Background:
The concept of buying a “stock” is that the buyer becomes a partial owner of a company and its assets.
The Issue:
However, there is no option to buy a stock-like investment in a particular sub-product of a company. This is surprising, since so many bizarre and creative “financial instruments” exist: you’d think someone would have implemented this relatively intuitive one!
Let’s consider the example of a Microsoft invester in 2010. This person might have varied opinions on the company’s many product offerings, such as:
- The Microsoft Office Suite (desktop applications: Word, Excel, PowerPoint)
- Windows Stores (physical retail locations)
- The Windows Phone (operating system and hardware, competing with the iPhone and Android)
- Azure (cloud computing service)
- The Xbox (game console)
When buying stock in Microsoft (“MSFT”), a savvy purchaser should consider all of these aspects of the company.
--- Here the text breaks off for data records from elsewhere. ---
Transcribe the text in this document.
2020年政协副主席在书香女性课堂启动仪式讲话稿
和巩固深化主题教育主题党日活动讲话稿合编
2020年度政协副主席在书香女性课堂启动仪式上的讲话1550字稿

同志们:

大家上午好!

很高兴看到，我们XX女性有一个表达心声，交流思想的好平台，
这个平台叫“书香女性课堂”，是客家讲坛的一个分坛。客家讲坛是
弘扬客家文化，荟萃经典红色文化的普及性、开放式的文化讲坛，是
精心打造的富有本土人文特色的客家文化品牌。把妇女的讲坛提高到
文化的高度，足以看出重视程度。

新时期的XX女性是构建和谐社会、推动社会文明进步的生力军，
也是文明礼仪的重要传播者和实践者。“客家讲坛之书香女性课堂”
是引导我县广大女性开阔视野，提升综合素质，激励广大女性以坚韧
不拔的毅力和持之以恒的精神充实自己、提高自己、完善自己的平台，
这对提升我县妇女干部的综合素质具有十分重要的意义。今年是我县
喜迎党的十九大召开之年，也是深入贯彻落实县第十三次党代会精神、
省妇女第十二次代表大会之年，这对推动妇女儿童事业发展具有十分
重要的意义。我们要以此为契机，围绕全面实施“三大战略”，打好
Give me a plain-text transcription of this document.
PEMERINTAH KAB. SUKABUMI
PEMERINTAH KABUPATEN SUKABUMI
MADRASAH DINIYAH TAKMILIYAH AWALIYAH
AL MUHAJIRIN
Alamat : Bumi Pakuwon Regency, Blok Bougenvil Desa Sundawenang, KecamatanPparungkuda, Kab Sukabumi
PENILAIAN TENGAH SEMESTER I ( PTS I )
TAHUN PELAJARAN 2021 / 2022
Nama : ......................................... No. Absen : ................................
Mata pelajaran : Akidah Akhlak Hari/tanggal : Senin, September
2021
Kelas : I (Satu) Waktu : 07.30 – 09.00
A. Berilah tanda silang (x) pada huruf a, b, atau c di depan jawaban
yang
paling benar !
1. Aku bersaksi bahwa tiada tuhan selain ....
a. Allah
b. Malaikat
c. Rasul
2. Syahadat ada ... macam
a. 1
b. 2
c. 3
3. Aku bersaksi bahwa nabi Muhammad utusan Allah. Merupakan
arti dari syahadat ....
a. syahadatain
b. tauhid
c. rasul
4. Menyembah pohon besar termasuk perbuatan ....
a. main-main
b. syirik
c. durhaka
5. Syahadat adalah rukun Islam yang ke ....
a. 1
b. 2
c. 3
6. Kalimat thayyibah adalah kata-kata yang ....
This can be difficult—an investor might predict that Windows Phone will have a profitable future, but that the Xbox brand would be discontinued. Should that investor buy MSFT? Unclear.
Proposal:
Why not make stocks even more confusing by providing the option to buy stocks in a specific product. Now, the example purchaser above could buy stock in “Windows Phone” or “The Windows Retail Experience” instead of Microsoft as a whole.
This could, perhaps, be accomplished by the company selling special stock certificates (Figure 1) that pay out dividends in a really specific fashion:
For example, every 5,000 “MSFT_XBOX” shares might entitle the bearer to $0.01 for each Xbox sold, or 10,000 “MSFT_POWERPOINT” shares could pay out 43 cents for every thousand sales of Office.

Conclusion:
Some sort of up-and-coming financial professional should make a name for themselves by figuring out how to implement this idea!
PROS: Opens up new and exciting ways for people to gamble with a veneer of responsibility!
CONS: Could be complicated to judge how payouts work. Could a company scam its retail investors by just moving money between divisions? Who knows!